Gambie : la fulgurante ascension d’Adama Barrow
Il a réussi ce que tout le monde pensait impossible. Inconnu hier encore, il a battu Yahya Jammeh dans les urnes et rallié derrière lui une communauté internationale unanime pour tenter de le chasser du pouvoir.
Il est arrivé le poing droit fièrement levé, tel un ultime défi lancé à Yahya Jammeh. Drapé dans un boubou blanc immaculé rappelant la tenue immuable de l’homme auquel il s’apprête à succéder. Ce 19 janvier, à quelques minutes d’une prestation de serment inédite, Adama Barrow salue ses supporters, massés dans une ruelle sablonneuse du quartier de Yoff, à Dakar. C’est en effet dans une enclave gambienne en territoire sénégalais – l’ambassade de Gambie à Dakar – que ce riche promoteur immobilier de 51 ans s’apprête à prendre la suite du fantasque autocrate de Banjul, au pouvoir depuis 1994.
Il est devenu la preuve incarnée qu’un « petit homme » peut accomplir de grandes choses. »
Dans une pièce étroite aux allures de salle des fêtes communale, Adama Barrow s’avance face à un parterre de diplomates triés sur le volet – faute de place –, composé de représentants des pays membres du Conseil de sécurité de l’ONU, de la Cedeao ou de l’Organisation de la conférence islamique. Une fois son serment recueilli par le président de l’Ordre des avocats gambiens, son discours se veut ferme. Il évoque un « jour historique », « qu’aucun Gambien n’oubliera jamais », puis enjoint le chef d’état-major et les officiers supérieurs de lui démontrer « leur loyauté, en tant que commandant en chef », afin d’en finir avec le pouvoir désormais illégitime de Yahya Jammeh.
Inconnu à l’international
Qui aurait imaginé pareille scène il y a seulement trois mois ? « Personne ne s’attendait à ce que la démocratie s’impose d’elle-même en Gambie, sans la moindre intervention en coulisses », affirme, estomaqué, un diplomate basé à Dakar. Encore inconnu hors de son pays à la veille de sa nomination comme candidat unique de l’opposition, le 30 octobre, Adama Barrow est devenu, depuis, la preuve incarnée qu’un « petit homme » peut accomplir de grandes choses.

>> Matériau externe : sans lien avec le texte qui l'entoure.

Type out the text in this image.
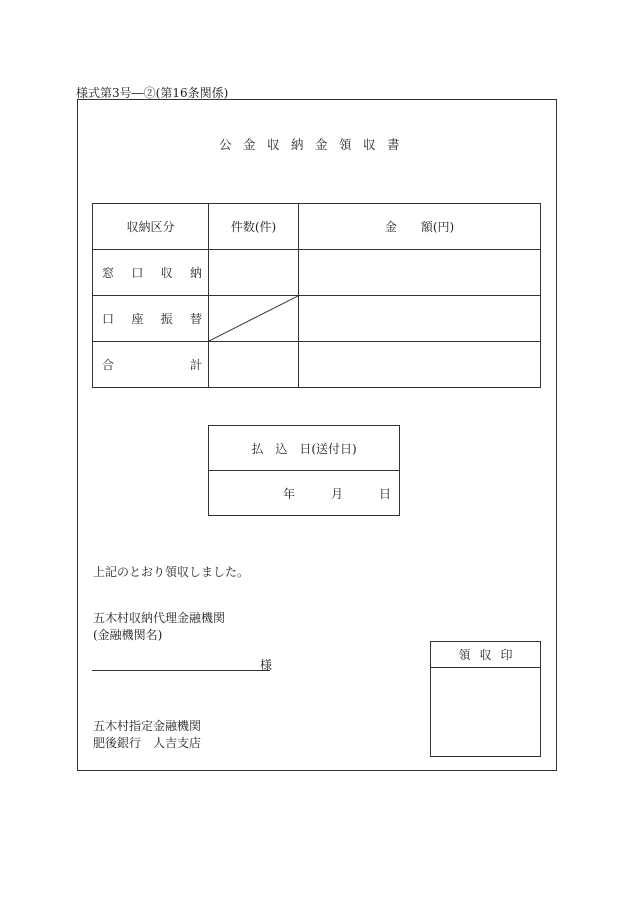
様式第3号―②(第16条関係)
公金収納金領収書
収納区分	件数(件)	金　　額(円)

窓 口 収 納		

口 座 振 替

合 計		

払　込　日(送付日)

年	月	日
上記のとおり領収しました。
五木村収納代理金融機関
(金融機関名)
様
五木村指定金融機関
肥後銀行　人吉支店
領収印
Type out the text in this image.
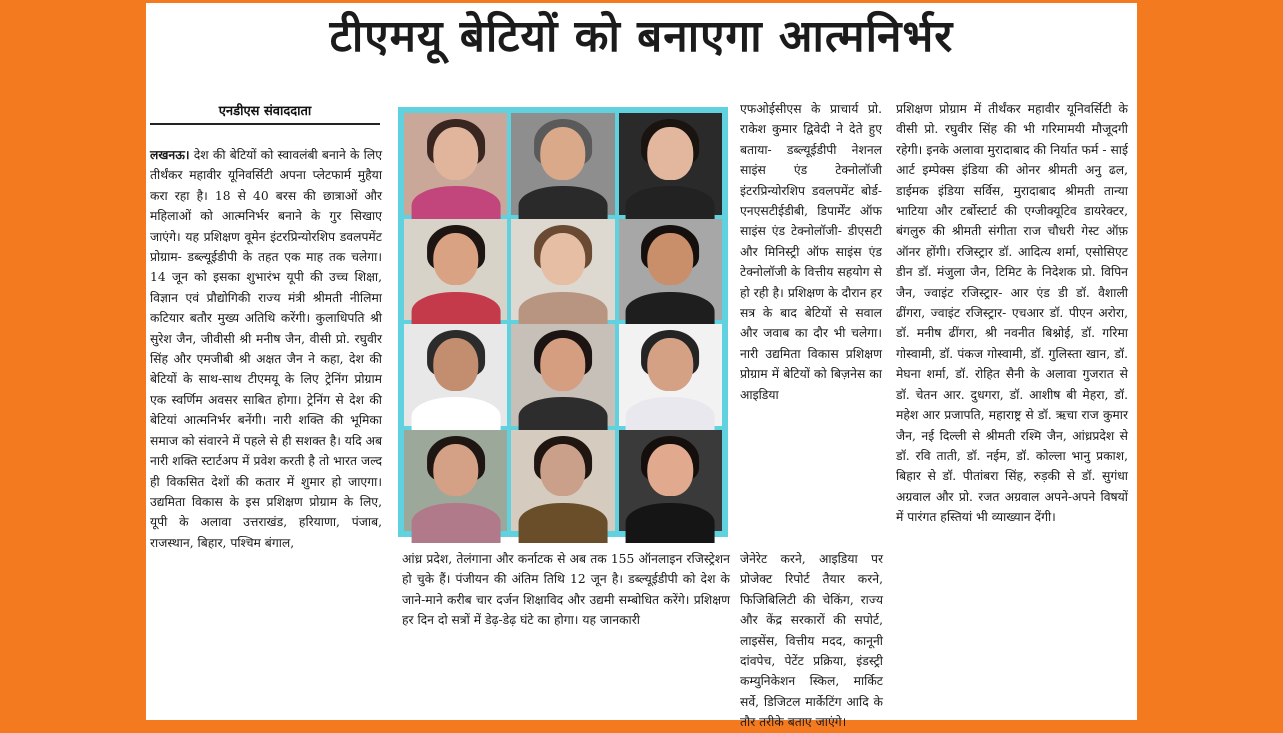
टीएमयू बेटियों को बनाएगा आत्मनिर्भर
एनडीएस संवाददाता

लखनऊ। देश की बेटियों को स्वावलंबी बनाने के लिए तीर्थंकर महावीर यूनिवर्सिटी अपना प्लेटफार्म मुहैया करा रहा है। 18 से 40 बरस की छात्राओं और महिलाओं को आत्मनिर्भर बनाने के गुर सिखाए जाएंगे। यह प्रशिक्षण वूमेन इंटरप्रिन्योरशिप डवलपमेंट प्रोग्राम- डब्ल्यूईडीपी के तहत एक माह तक चलेगा। 14 जून को इसका शुभारंभ यूपी की उच्च शिक्षा, विज्ञान एवं प्रौद्योगिकी राज्य मंत्री श्रीमती नीलिमा कटियार बतौर मुख्य अतिथि करेंगी। कुलाधिपति श्री सुरेश जैन, जीवीसी श्री मनीष जैन, वीसी प्रो. रघुवीर सिंह और एमजीबी श्री अक्षत जैन ने कहा, देश की बेटियों के साथ-साथ टीएमयू के लिए ट्रेनिंग प्रोग्राम एक स्वर्णिम अवसर साबित होगा। ट्रेनिंग से देश की बेटियां आत्मनिर्भर बनेंगी। नारी शक्ति की भूमिका समाज को संवारने में पहले से ही सशक्त है। यदि अब नारी शक्ति स्टार्टअप में प्रवेश करती है तो भारत जल्द ही विकसित देशों की कतार में शुमार हो जाएगा। उद्यमिता विकास के इस प्रशिक्षण प्रोग्राम के लिए, यूपी के अलावा उत्तराखंड, हरियाणा, पंजाब, राजस्थान, बिहार, पश्चिम बंगाल,

आंध्र प्रदेश, तेलंगाना और कर्नाटक से अब तक 155 ऑनलाइन रजिस्ट्रेशन हो चुके हैं। पंजीयन की अंतिम तिथि 12 जून है। डब्ल्यूईडीपी को देश के जाने-माने करीब चार दर्जन शिक्षाविद और उद्यमी सम्बोधित करेंगे। प्रशिक्षण हर दिन दो सत्रों में डेढ़-डेढ़ घंटे का होगा। यह जानकारी

एफओईसीएस के प्राचार्य प्रो. राकेश कुमार द्विवेदी ने देते हुए बताया- डब्ल्यूईडीपी नेशनल साइंस एंड टेक्नोलॉजी इंटरप्रिन्योरशिप डवलपमेंट बोर्ड- एनएसटीईडीबी, डिपार्मेंट ऑफ साइंस एंड टेक्नोलॉजी- डीएसटी और मिनिस्ट्री ऑफ साइंस एंड टेक्नोलॉजी के वित्तीय सहयोग से हो रही है। प्रशिक्षण के दौरान हर सत्र के बाद बेटियों से सवाल और जवाब का दौर भी चलेगा। नारी उद्यमिता विकास प्रशिक्षण प्रोग्राम में बेटियों को बिज़नेस का आइडिया

जेनेरेट करने, आइडिया पर प्रोजेक्ट रिपोर्ट तैयार करने, फिजिबिलिटी की चेकिंग, राज्य और केंद्र सरकारों की सपोर्ट, लाइसेंस, वित्तीय मदद, कानूनी दांवपेच, पेटेंट प्रक्रिया, इंडस्ट्री कम्युनिकेशन स्किल, मार्किट सर्वे, डिजिटल मार्केटिंग आदि के तौर तरीके बताए जाएंगे।

प्रशिक्षण प्रोग्राम में तीर्थंकर महावीर यूनिवर्सिटी के वीसी प्रो. रघुवीर सिंह की भी गरिमामयी मौजूदगी रहेगी। इनके अलावा मुरादाबाद की निर्यात फर्म - साई आर्ट इम्पेक्स इंडिया की ओनर श्रीमती अनु ढल, डाईमक इंडिया सर्विस, मुरादाबाद श्रीमती तान्या भाटिया और टर्बोस्टार्ट की एग्जीक्यूटिव डायरेक्टर, बंगलुरु की श्रीमती संगीता राज चौधरी गेस्ट ऑफ़ ऑनर होंगी। रजिस्ट्रार डॉ. आदित्य शर्मा, एसोसिएट डीन डॉ. मंजुला जैन, टिमिट के निदेशक प्रो. विपिन जैन, ज्वाइंट रजिस्ट्रार- आर एंड डी डॉ. वैशाली ढींगरा, ज्वाइंट रजिस्ट्रार- एचआर डॉ. पीएन अरोरा, डॉ. मनीष ढींगरा, श्री नवनीत बिश्नोई, डॉ. गरिमा गोस्वामी, डॉ. पंकज गोस्वामी, डॉ. गुलिस्ता खान, डॉ. मेघना शर्मा, डॉ. रोहित सैनी के अलावा गुजरात से डॉ. चेतन आर. दुधगरा, डॉ. आशीष बी मेहरा, डॉ. महेश आर प्रजापति, महाराष्ट्र से डॉ. ऋचा राज कुमार जैन, नई दिल्ली से श्रीमती रश्मि जैन, आंध्रप्रदेश से डॉ. रवि ताती, डॉ. नईम, डॉ. कोल्ला भानु प्रकाश, बिहार से डॉ. पीतांबरा सिंह, रुड़की से डॉ. सुगंधा अग्रवाल और प्रो. रजत अग्रवाल अपने-अपने विषयों में पारंगत हस्तियां भी व्याख्यान देंगी।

De New York à Addis-Abeba, nul n’aurait alors parié sur les chances de succès de ce quinquagénaire timide et effacé, venu défier, presque par hasard, le tout-puissant et redouté maître de Banjul lors de l’élection présidentielle du 1er décembre. Natif d’un village de l’ouest du pays, Adama Barrow n’avait jamais été considéré comme un cador de l’opposition. Entré en 1996 au Parti démocrate unifié (UDP), il avait quitté son pays pour Londres au début des années 2000 afin de suivre une formation dans le domaine de l’immobilier, qu’il a financée en devenant agent de sécurité dans un magasin de grande distribution. En 2006, diplôme en poche, il retourne à Banjul, où il fonde sa société immobilière, grâce à laquelle il fera fortune. En parallèle, il reprend ses activités à l’UDP, dont il devient le trésorier.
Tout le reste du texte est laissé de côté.